By Kestér Kenn Klomegâh

The International Monetary Fund (IMF) has announced the retirement of its director of the African department, Abebe Aemro Selassie, on May 1, 2026. Since his appointment in 2016, Abebe Selassie has served in this position for a decade. During his tenure, IMF added a 25th chair to its Executive Board, increasing the voice of sub-Saharan Africa.

As a director for Africa, he has overseen the IMF’s engagement with 45 countries across sub-Saharan Africa. Abebe and his team work closely with the region’s leaders and policymakers to improve economic and development outcomes. This includes oversight of the IMF’s intensified engagement with the region in recent years, including some $60 billion in financial support the institution has provided to countries since 2020. Reports indicated that under his leadership, his department generally reinforces the organization’s role as a trusted partner to many African countries.
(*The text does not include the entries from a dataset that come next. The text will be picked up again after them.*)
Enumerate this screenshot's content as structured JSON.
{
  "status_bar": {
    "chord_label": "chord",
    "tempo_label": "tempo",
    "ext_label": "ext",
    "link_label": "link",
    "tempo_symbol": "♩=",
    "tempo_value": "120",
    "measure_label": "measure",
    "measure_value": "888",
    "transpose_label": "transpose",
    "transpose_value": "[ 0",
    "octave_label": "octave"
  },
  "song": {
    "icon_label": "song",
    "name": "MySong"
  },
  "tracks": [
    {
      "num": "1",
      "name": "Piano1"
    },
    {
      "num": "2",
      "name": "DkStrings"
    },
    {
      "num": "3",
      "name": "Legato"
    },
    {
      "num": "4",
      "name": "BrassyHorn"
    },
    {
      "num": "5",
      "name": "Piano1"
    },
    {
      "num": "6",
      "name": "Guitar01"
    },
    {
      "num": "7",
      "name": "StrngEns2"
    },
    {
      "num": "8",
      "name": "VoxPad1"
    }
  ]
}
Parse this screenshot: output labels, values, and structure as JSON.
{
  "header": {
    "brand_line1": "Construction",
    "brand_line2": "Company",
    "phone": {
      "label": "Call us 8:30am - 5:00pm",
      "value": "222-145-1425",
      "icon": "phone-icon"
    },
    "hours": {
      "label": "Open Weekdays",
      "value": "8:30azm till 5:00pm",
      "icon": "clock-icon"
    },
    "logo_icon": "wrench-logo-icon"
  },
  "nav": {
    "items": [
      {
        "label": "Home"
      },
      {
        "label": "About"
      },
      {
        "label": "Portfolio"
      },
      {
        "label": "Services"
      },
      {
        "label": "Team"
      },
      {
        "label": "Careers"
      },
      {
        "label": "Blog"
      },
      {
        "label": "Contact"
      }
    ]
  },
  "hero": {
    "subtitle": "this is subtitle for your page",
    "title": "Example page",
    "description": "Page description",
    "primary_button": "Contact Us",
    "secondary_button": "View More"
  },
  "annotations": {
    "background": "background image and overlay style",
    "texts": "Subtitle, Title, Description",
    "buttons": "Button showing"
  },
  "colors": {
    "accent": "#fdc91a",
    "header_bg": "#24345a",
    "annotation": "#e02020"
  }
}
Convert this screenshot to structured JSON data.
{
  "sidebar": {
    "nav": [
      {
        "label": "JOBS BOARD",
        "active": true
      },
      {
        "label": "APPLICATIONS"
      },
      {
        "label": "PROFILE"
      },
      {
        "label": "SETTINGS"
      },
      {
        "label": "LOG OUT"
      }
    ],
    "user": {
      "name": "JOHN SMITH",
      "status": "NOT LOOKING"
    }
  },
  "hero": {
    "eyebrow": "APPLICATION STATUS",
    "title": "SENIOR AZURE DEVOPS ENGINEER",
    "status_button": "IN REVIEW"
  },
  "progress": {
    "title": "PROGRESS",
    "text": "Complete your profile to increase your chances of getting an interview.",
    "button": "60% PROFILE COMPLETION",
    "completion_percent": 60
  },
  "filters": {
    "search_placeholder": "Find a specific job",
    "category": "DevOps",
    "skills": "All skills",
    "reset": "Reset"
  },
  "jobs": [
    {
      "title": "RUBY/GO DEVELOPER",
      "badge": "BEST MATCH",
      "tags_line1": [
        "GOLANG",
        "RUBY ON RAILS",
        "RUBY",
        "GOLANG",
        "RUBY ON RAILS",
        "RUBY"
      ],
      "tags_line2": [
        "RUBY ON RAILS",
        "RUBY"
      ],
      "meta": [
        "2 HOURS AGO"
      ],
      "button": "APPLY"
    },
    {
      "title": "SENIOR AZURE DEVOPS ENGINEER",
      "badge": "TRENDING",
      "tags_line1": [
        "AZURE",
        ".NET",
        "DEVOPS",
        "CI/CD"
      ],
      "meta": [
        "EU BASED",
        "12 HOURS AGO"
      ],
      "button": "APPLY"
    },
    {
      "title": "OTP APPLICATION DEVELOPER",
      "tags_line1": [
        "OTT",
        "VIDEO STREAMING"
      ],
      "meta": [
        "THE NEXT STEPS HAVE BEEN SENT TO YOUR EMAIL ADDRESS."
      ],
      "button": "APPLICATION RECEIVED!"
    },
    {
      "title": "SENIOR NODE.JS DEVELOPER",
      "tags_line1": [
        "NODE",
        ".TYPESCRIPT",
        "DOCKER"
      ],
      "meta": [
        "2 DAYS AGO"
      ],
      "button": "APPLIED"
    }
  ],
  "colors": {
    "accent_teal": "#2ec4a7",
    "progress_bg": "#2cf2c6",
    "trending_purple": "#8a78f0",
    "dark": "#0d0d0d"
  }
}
Abebe Selassie has worked with both the regional economic blocs and the African Union (AU) as well as individual African states. The key focus has been the strategic articulation of Africa’s development priorities in reshaping economic governance, mobilizing sustainable investments, and addressing systemic financial challenges.

It is important noting that the IMF has funded diverse infrastructure projects that facilitated either export-led growth or import substitution industrialization models of development. Further to that, African states have also made numerous loans and benefited from much-needed debt relief.

Summarizing the IMF’s key focus areas, among others, for Africa: (i) reforming the global financial architecture in an effort to improve the structure, institutions, rules, and processes that govern international finance in order to make the global economy more stable, equitable, and resilient.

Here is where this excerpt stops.